Saturday, October 1, 2011

CD Reissue of the Month - "Joe Farrell: Outback"

CD Reissue of the Month
Joe Farrell: "Outback" (CTI/Sony Masterworks) 1971/2011

***** (musical performance)
**** (recording & mixing)
**** (remastering)

Featuring: Joe Farrell (flutes, piccolo, tenor sax), Chick Corea (electric piano), Buster Williams (acoustic bass), Elvin Jones (drums) & Airto Moreira (percussion)
Produced by Creed Taylor
Recorded & Mixed by Rudy Van Gelder @ Van Gelder Studios, Englewood Cliffs, NJ, on November 4, 1971 (released in March 1972)
Front Cover Photo: Pete Turner
Liner Photos: Chuck Stewart
Album Design: Bob Ciano

Reissue Produced by Richard Seidel
Remastered by Mark Wilder & Maria Triana @ Battery Studios, NJ
At the time of its original LP release, "Outback" received in 1972 the "Best Engineering Award" from Japan's "late" jazz bible, Swing Journal.


tjturner said...

Is this version worth replacing the 2006 Japanese issue? I am uncertain what the 4-star rating for remastering is based on.

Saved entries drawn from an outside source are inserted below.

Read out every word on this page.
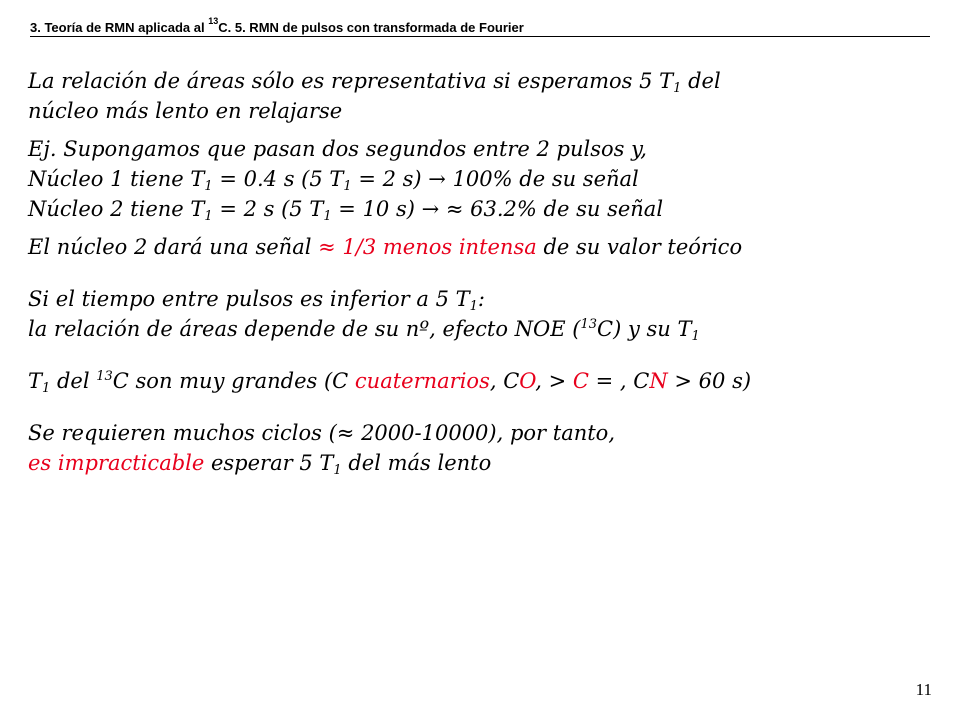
3. Teoría de RMN aplicada al $^{13}$C. 5. RMN de pulsos con transformada de Fourier
La relación de áreas sólo es representativa si esperamos 5 $T_1$ del
núcleo más lento en relajarse
Ej. Supongamos que pasan dos segundos entre 2 pulsos y,
Núcleo 1 tiene $T_1 = 0.4$ s (5 $T_1 = 2$ s) → 100% de su señal
Núcleo 2 tiene $T_1 = 2$ s (5 $T_1 = 10$ s) → ≈ 63.2% de su señal
El núcleo 2 dará una señal ≈ 1/3 menos intensa de su valor teórico
Si el tiempo entre pulsos es inferior a 5 $T_1$:
la relación de áreas depende de su nº, efecto NOE ($^{13}$C) y su $T_1$
$T_1$ del $^{13}$C son muy grandes (C cuaternarios, CO, > C = , CN > 60 s)
Se requieren muchos ciclos (≈ 2000-10000), por tanto,
es impracticable esperar 5 $T_1$ del más lento
11
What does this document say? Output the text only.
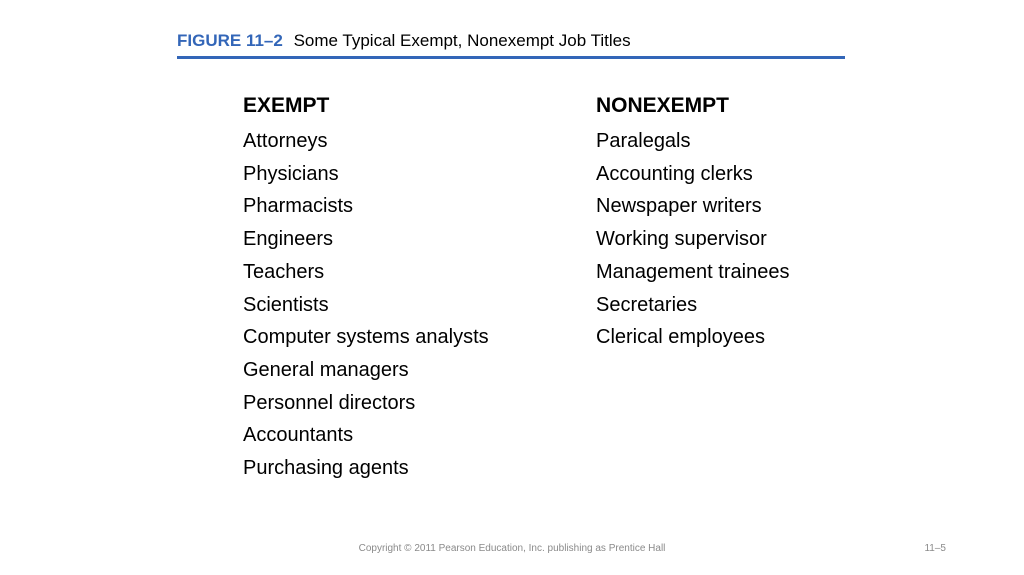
FIGURE 11–2 Some Typical Exempt, Nonexempt Job Titles
EXEMPT
Attorneys
Physicians
Pharmacists
Engineers
Teachers
Scientists
Computer systems analysts
General managers
Personnel directors
Accountants
Purchasing agents
NONEXEMPT
Paralegals
Accounting clerks
Newspaper writers
Working supervisor
Management trainees
Secretaries
Clerical employees
Copyright © 2011 Pearson Education, Inc. publishing as Prentice Hall	11–5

Arnaldo DeSouteiro said...

Hi Tim,
Firstly, thx for reading.
Secondly, thx for asking.
No, you don't need to get this new reissue if you own ANY of the Japanese editions.
I've decided to feature the Sony CD because it's the first domestic CD issue of "Outback" in the USA. Besides the fact that I really love this album and I adore Joe Farrell, who remains a unsung hero of the CTI/fusion era.
BUT, if you are a CTI addict I would recommend u to get a copy of this Sony CD as a second source of musical pleasure ('cause the mastering differs a lot from the Japanese remasters), but never as a replacement.
I own copies of several Japanese CD issues of "Outback" released by King Records and the two best ones are: KICJ 8048 (released on August 5, 1994, remastered by Akira Andoh, available in standard jewel case but with the CD booklet reproducing the complete artwork of the original LP) and, my favorite, KICJ 9012, released on December 21, 1995, in mini-LP gatefold sleeve with a goregous 24-bit remastering by engineer Seiji Kaneko, who employed the Studer A800VUMK II equipment, the HSR-2000P and the dCS900 AD converter.
The only "problem" regarding the KICJ 9012 is that the liner cover reproduces the front cover (in black & white!) instead of using the original liner artwork with the musicians pics, credits etc...A shame!
The only Japanese issue I don't recommend at all (except as a rarity for obsessive CTI collectors) is the first one, from 1987, since we still were in the "beginning" of the CD era, using the first analog-to-digital converters, and the technology hadn't been perfected yet. In the '90s, everything improved regarding equipment for digital transfers, mastering etc.
I gave a 4-star rating for the Sony remastering because, although Mark Wilder used the original 2-track analog tape mixed by Rudy Van Gelder, that tape had been a little "deteriorated" after so much time with no use in storage at Sony (CBS) vaults. So, sometimes you can notice a tape hiss (specially in the left channel during the drums solo on the last track, since Van Gelder's mixing standard for drumsets at the time was to isolate the bass drum on the left channel, while keeping all other parts - snare, hi-hat etc - in the right channel*) and a small distortion in the frequencies of the tenor sax and the flute.
*that proceeding was ok for other drummers, like Billy Cobham, as we can hear on another great album reissued in this same CTI/Sony series, Randy Weston's "Blue Moses." But Elvin Jones, on his only CTI date ever, btw, took his own drumset to the studio and used a different tunning, so maybe Rudy didn't have time to do enough mic experiments before starting to record, specially because the whole album was cut in a single day; after all basic tracks were recorded "live in the studio," only Airto overdubbed some percussion instruments (like the castanets on "Bleeding Orchid") and Farrell himself overdubbed another flute and a piccolo on the title track. Chick didn't overdub anything after having performed only a Fender Rhodes throughout the album.
King Records also uses an original tape provided by RVG back in 1972, but I have been there at King Studios many times and I can guarantee they keep their analog tapes in much better "rooms," in much better conditions, under the supervision of King's "chief technical engineer" Kuniaki Takahashi, who happens to be a big Van Gelder fan.
If I were supervising this Sony series I would have added alternate takes as bonus tracks, and maybe even a fantastic live version of "Sound Down" performed by Farrell during a CTI All-Stars concert in Munich, on August 20, 1972.